Juro básico cai de 39,5% para 34%, e tende a nova queda
PUBLICAÇÃO
terça-feira, 13 de abril de 1999
Por Soraya de Alencar 
Brasília, 14 (AE) - O Comitê de Política Monetária (Copom) do Banco Central manteve hoje a tendência de queda dos juros reduzindo a taxa Selic de 39,5% para 34% ao ano. Foi a terceira redução em 20 dias. Amanhã (15) portanto, o BC abrirá as operações com o mercado praticando o novo patamar de juros. Atualmente, a taxa Selic indica os juros básicos praticados na economia.
A nova taxa foi anunciada pelo diretor de Política Monetária do BC, Luiz Fernando Figueiredo. Ele informou, ainda, que o Copom também manteve o viés de baixa. Ou seja, o instrumento que dá ao presidente do BC, Armínio Fraga, a prerrogativa de fazer novas reduções nas taxas antes da próxima reunião do comitê prevista para o dia 19 de maio.
Segundo o diretor, além da continuar constatando que a inflação tem tido bom comportamento, ficando cadente, tanto nos preços ao consumidor como nos preços de atacado, o governo pôde reduzir os juros também por causa da melhora no cenário internacional. "Estamos vendo a volta devagar, mas tranquila e consistente, do fluxo externo ao país", afirmou o diretor.
Na decisão da nova taxa, o Copom foi mais ousado que o esperado por alguns analistas mercado. A expectativa destes analistas era que as novas taxas de juros caíssem para 35% ao ano. Outros, no entanto, chegaram a fazer projeções mais radicais estimando que as taxas ficariam entre 31% e 32% ao ano. A expectativa geral no mercado, entretanto, é que os juros continuem caindo nas próximas semanas.
Segundo já admitiu Fraga, a tendência é de mais melhora no cenário internacional.
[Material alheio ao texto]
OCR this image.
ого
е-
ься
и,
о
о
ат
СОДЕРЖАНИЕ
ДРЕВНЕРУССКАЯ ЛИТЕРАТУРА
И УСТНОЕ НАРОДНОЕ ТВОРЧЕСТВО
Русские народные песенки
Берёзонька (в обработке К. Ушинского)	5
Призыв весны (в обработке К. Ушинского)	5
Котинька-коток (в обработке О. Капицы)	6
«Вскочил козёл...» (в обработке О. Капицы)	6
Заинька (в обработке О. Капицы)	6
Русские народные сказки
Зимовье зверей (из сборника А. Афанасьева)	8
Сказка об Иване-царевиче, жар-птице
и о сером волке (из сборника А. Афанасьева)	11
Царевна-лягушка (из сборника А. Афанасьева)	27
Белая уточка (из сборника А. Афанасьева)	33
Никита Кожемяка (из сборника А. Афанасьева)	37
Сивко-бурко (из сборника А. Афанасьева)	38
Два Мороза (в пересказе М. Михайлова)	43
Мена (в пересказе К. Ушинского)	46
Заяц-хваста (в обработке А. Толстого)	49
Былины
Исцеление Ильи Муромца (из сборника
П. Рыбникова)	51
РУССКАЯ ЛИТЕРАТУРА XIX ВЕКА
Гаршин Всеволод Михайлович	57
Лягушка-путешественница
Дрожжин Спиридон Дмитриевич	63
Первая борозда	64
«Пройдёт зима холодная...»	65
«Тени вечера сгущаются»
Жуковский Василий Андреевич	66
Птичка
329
Ele também destacou que o capital externo, principalmente as linhas de comércio, já estão voltando ao País.
"As linhas estão melhorando e vão melhorar mais ainda"
afirmou. Ao mesmo tempo, o governo também prepara-se para retomar, nos próximos dias, o lançamento de bonus no exterior.
Na última reunião do Copom, no dia 4 de março, quando Fraga e os novos diretores tomaram posse no BC, os juros básicos foram elevados de 39% para 45%. Para explicar a elevação daquele dia, o presidente do BC argumentou que havia uma grande preocupação com a inflação.
Com o melhor comportamento dos índices, que têm ficado sempre abaixo das estimativas feitas pelo mercado, ele lançou mão do viés pela primeira vez já no dia 25, quando as taxas caíram para 42%.
Dez dias depois, em 5 de abril, o BC anunciou nova queda nos juros que foram fixados nos 39,5% vigentes até hoje. Nas duas vezes em que a taxa foi reduzida, foi divulgado um comunicado no Sisbacen (sistema de informações do BC). De acordo com explicações dadas por Figueiredo, na segunda mudança, a redução também foi decorrente dos índices mais baixos de inflação.
Na ocasião, o diretor admitiu, ainda, que até o final do ano, é possível que a média da taxa Selic para o ano fique abaixo dos 28,8% estabelecidos no acordo com o Fundo Monetário Internacional (FMI).
Analistas do mercado, no entanto, têm projeções otimistas, pois prevêem que os juros estarão em 25% no fim de junho e em 18% fim do terceiro trimestre.
Viés - Dentro da sistemática do viés introduzida no mês passado, o Copom tem três alternativas: determinar que, no período específico entre as reuniões do comitê, o viés é ascedente, descendente ou, ainda, decidir por não fixá-lo. Uma vez determinado, no entanto, o presidente do BC pode fazer quantas alterações considere necessárias nas taxas.
Mas isso desde que todas elas sigam a mesma tendência. No caso do governo resolver mudar o rumo dos juros, uma reunião extraordinária do Copom tem que ser convocada para validar a decisão.
Uma convocação extraordinária também é necessária quando a opção é por não fixar o viés. Neste caso, qualquer mudança, para cima ou para baixo, tem que ser decidida pelo comitê.